Pour moi, condamner le responsable de deux ou trois meurtres à la peine de mort, c’est contraire aux droits de l’Homme. Mais quand ce sont des maniaques génocidaires, qui ont tué des centaines de milliers de personnes, ont violé 200 000 femmes, ils méritent la peine capitale. De plus, si le Jawaat-e-islami revient au gouvernement, il peut très bien choisir un président qui annulera les peines prononcées envers les criminels de guerre, dont la plupart appartiennent à ce parti.
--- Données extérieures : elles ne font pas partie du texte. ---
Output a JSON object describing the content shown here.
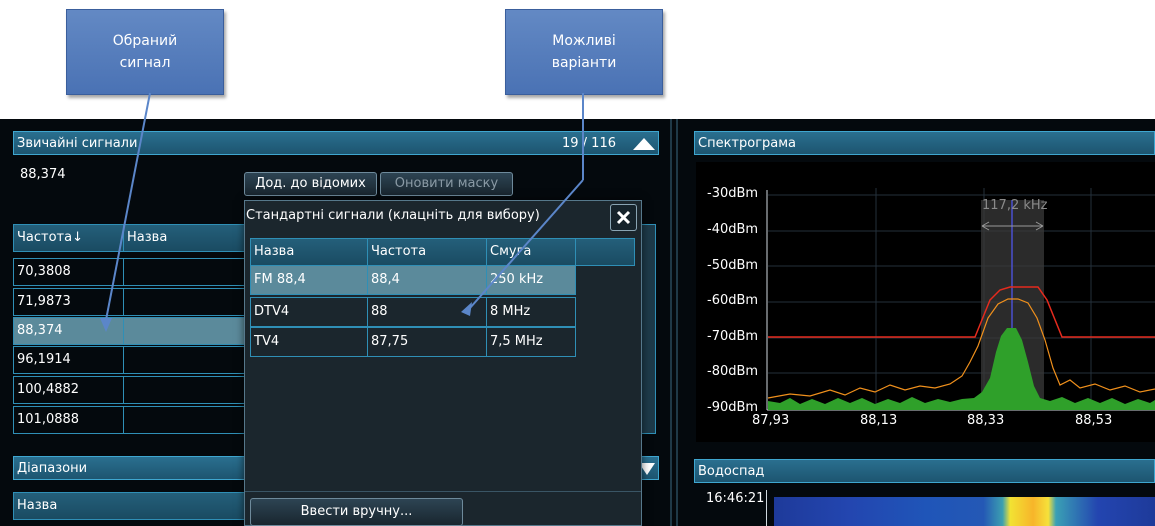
{
  "callouts": {
    "selected_signal": [
      "Обраний",
      "сигнал"
    ],
    "possible_options": [
      "Можливі",
      "варіанти"
    ]
  },
  "signals_panel": {
    "title": "Звичайні сигнали",
    "count": "19 / 116",
    "current_value": "88,374",
    "add_known_label": "Дод. до відомих",
    "update_mask_label": "Оновити маску",
    "columns": [
      "Частота↓",
      "Назва"
    ],
    "rows": [
      {
        "freq": "70,3808",
        "name": ""
      },
      {
        "freq": "71,9873",
        "name": ""
      },
      {
        "freq": "88,374",
        "name": ""
      },
      {
        "freq": "96,1914",
        "name": ""
      },
      {
        "freq": "100,4882",
        "name": ""
      },
      {
        "freq": "101,0888",
        "name": ""
      }
    ],
    "selected_row_index": 2
  },
  "ranges_panel": {
    "title": "Діапазони",
    "columns": [
      "Назва"
    ]
  },
  "standard_signals_popup": {
    "title": "Стандартні сигнали (клацніть для вибору)",
    "columns": [
      "Назва",
      "Частота",
      "Смуга",
      ""
    ],
    "rows": [
      {
        "name": "FM 88,4",
        "freq": "88,4",
        "band": "250 kHz"
      },
      {
        "name": "DTV4",
        "freq": "88",
        "band": "8 MHz"
      },
      {
        "name": "TV4",
        "freq": "87,75",
        "band": "7,5 MHz"
      }
    ],
    "selected_row_index": 0,
    "manual_entry_label": "Ввести вручну..."
  },
  "spectrogram": {
    "title": "Спектрограма",
    "bandwidth_label": "117,2 kHz",
    "y_ticks": [
      "-30dBm",
      "-40dBm",
      "-50dBm",
      "-60dBm",
      "-70dBm",
      "-80dBm",
      "-90dBm"
    ],
    "x_ticks": [
      "87,93",
      "88,13",
      "88,33",
      "88,53"
    ]
  },
  "waterfall": {
    "title": "Водоспад",
    "time_label": "16:46:21"
  },
  "colors": {
    "header": "#1d5570",
    "border": "#2f8fb6",
    "selected_row": "#5b8a9b",
    "callout": "#4a72b4",
    "mask_line": "#e52b1e",
    "max_hold_line": "#f0901c",
    "spectrum_fill": "#2fa02a"
  }
}
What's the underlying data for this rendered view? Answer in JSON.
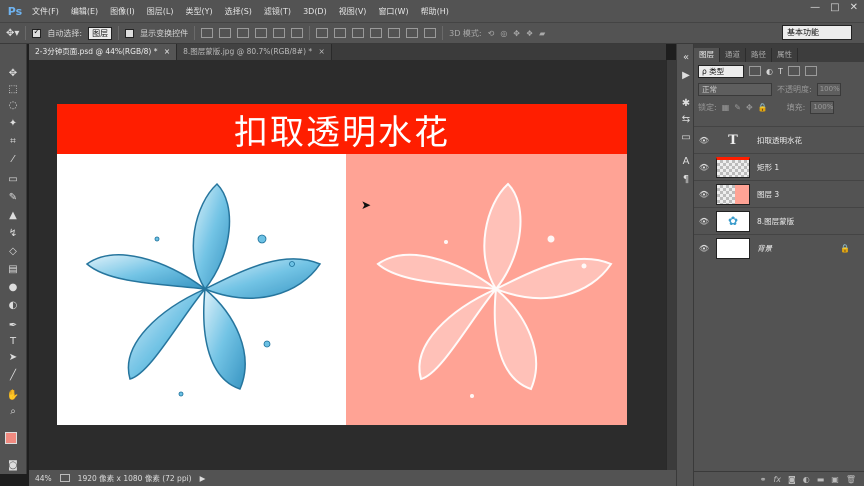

C’est pourquoi le mouvement de Shahbag demande que le tribunal soit permanent.
 
Les membres du Jawaat-e-islami se trompent et mentent : ils ont voulu faire croire que nous voulions interdire tous les partis religieux, ont dit que tous les blogueurs sont des athées et des apostats, tout ceci est faux. Il y a un fossé dans le pays entre islamistes et non islamistes, mais il est surtout dû à des questions d’éducation. Beaucoup des islamistes qui participent aux émeutes n’ont pas accès à une éducation scientifique et laïque. Ce sont des gens très pauvres, ils deviennent des mercenaires facilement manipulables.
 

"Je me demande si le mouvement de la place Shahbag n’est pas encouragé par l’exécutif"

Hussein Talukdar a 25 ans et est pharmacien à Dacca. Il tient plusieurs blogs (ici et ici) où il donne son point de vue sur l’actualité du Bangladesh.  
 
Les manifestants qui soutiennent le [parti islamiste] Jamaat-e-islami ont manifesté ce week-end alors que le gouvernement leur avait interdit, c’est pourquoi les manifestations ont dégénéré, comme souvent depuis le début du mois. Ils demandent à ce que la cour établisse un jugement impartial, car selon eux, les juges sont influencés par le gouvernement qui mène l’accusation dans le procès. Par ailleurs, je pense qu’un tribunal international devait s’interdire de condamner à la peine de mort pour les crimes de guerre, c’est ce que font la Cour pénale internationale et tous les tribunaux internationaux depuis 1993.
 
Au départ, je n’étais pas partisan et je n’avais pas de préférence pour aucun des deux mouvements, mais les bavures policières et le manque de respect envers les manifestants soutenant le Jamaat-e-islami m’ont poussé à avoir pour eux plus de sympathie que pour le mouvement de la place Shahbag. Surtout que j’ai l’impression que c’est en quelque sorte un faux mouvement : quand je vois comment la police le protège, je me demande s’il n’est pas encouragé par l’exécutif, dont on peut imaginer que ça l’arrange bien de voir une foule réclamer une sanction plus lourde contre le responsable d’un parti d’opposition.
 
Certes, Abdul Quader Mollah est quelqu’un qui a commis de graves crimes. Mais si nous prétendons vivre dans un pays démocratique, tout le monde doit avoir le droit de protester, même ceux qui soutiennent les criminels. Le fait d’interdire de manifester aux islamistes a entraîné les violences policières, lesquelles alimentent les velléités de violences des islamistes. Je ne veux pas excuser leurs gestes, mais il ne faut pas s’étonner s’ils viennent frapper des manifestants de la place Shahbag, que la police veut protéger.